Isonzoschlacht (23. Juni - 7. Juli 1915)
Die erste Isonzoschlacht begann einen
Monat nach dem Ausbruch der
Feindseligkeiten zwischen Italien und
Österreich-Ungarn. Eingeleitet wurde sie
durch einen siebentägigen
Artilleriebeschuss, allerdings konnte die
italienische Artillerie dem Gegner keinen
größeren Schaden zufügen.
2.
Isonzoschlacht (17. Juli - 10. August
1915)
Die Italiener leiteten diesmal den
Angriff mit einem kürzeren, nur zwei
Tage dauernden Artilleriebeschuss ein.
3.
Isonzoschlacht (18. Oktober - 4. November
1915)
Der Durchbruch in Richtung Monte San
Michele gelang den Italienern nicht, sie
eroberten nur einige Schützengräben
unterhalb des Hochplateaus von Doberdo.
Auch ihre Angriffe auf den Brückenkopf
bei Görz mißlangen völlig.
4.
Isonzoschlacht (10. November - 14.
Dezember 1915)
Diese Schlacht wurde auch Schlacht
für das Parlament" genannt. General
Luigi Cadorna wollte um jeden Preis noch
vor dem Beginn der Parlamentssaison einen
großen Erfolg erzielen.

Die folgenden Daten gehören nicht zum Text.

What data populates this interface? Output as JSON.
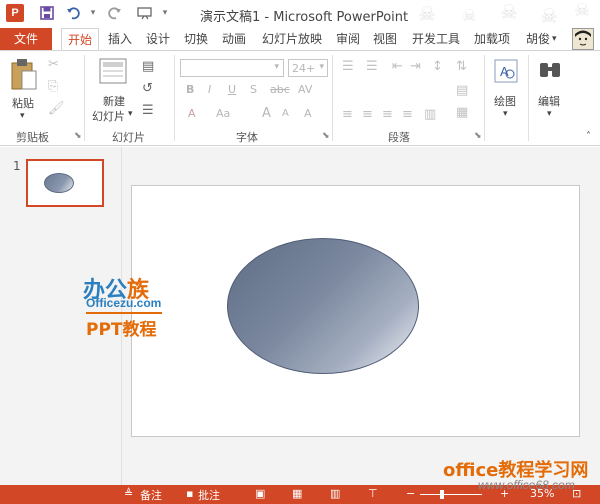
{
  "window": {
    "title": "演示文稿1 - Microsoft PowerPoint"
  },
  "quick_access": {
    "app_icon": "P",
    "icons": [
      "powerpoint-icon",
      "save-icon",
      "undo-icon",
      "redo-icon",
      "start-from-beginning-icon"
    ]
  },
  "tabs": {
    "file": "文件",
    "home": "开始",
    "insert": "插入",
    "design": "设计",
    "transitions": "切换",
    "animations": "动画",
    "slideshow": "幻灯片放映",
    "review": "审阅",
    "view": "视图",
    "developer": "开发工具",
    "addins": "加载项",
    "user": "胡俊"
  },
  "ribbon": {
    "clipboard": {
      "label": "剪贴板",
      "paste": "粘贴"
    },
    "slides": {
      "label": "幻灯片",
      "new_slide_line1": "新建",
      "new_slide_line2": "幻灯片"
    },
    "font": {
      "label": "字体",
      "font_name": "",
      "font_size": "24+",
      "bold": "B",
      "italic": "I",
      "underline": "U",
      "shadow": "S",
      "strike": "abc",
      "spacing": "AV",
      "case": "Aa",
      "grow": "A",
      "shrink": "A",
      "clear": "A"
    },
    "paragraph": {
      "label": "段落"
    },
    "drawing": {
      "label": "绘图"
    },
    "editing": {
      "label": "编辑"
    }
  },
  "thumbnail_pane": {
    "slide_number": "1"
  },
  "watermark": {
    "logo_blue": "办公",
    "logo_orange": "族",
    "url": "Officezu.com",
    "ppt": "PPT教程",
    "corner_text": "office教程学习网",
    "corner_url": "www.office68.com"
  },
  "statusbar": {
    "notes": "备注",
    "comments": "批注",
    "zoom": "35%"
  },
  "colors": {
    "accent": "#d24726",
    "watermark_blue": "#2a7fc0",
    "watermark_orange": "#e36c09"
  }
}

Das Hauptziel
des Angriffs war die Besetzung von Görz,
denn bisherige Misserfolge und Verluste
drohten eine innenpolitische Krise
heraufzubeschwören.
5.
Isonzoschlacht (11. - 16. März 1916)
Eine der kürzesten Schlachten, die
Offensive wurde von den Italienern auf
Verlangen der Entente durchgeführt, um
die Verbündeten in der Schlacht von
Verdun zu entlasten. Das italienische
Oberkommando überließ die Initiative
völlig den Kommandos der 2. und 3.
Armee.
6.
Isonzoschlacht (4. - 15. August 1916)
Für die italienische Seite war das
sicherlich die erfolgreichste Schlacht am
Isonzo, denn sie konnten Görz sowie die
Hochfläche von Doberdo erobern. Die
Offensive wurde sehr gut vorbereitet und
noch besser durchgeführt. Allerdings
gingen den Italienern die Umstände zur
Hand: die Mittelmächte befanden sich
überall in der Defensive, und Boroevic
waren zuvor die besten Truppen entzogen
worden.
7.
Isonzoschlacht (14. - 18. September 1916)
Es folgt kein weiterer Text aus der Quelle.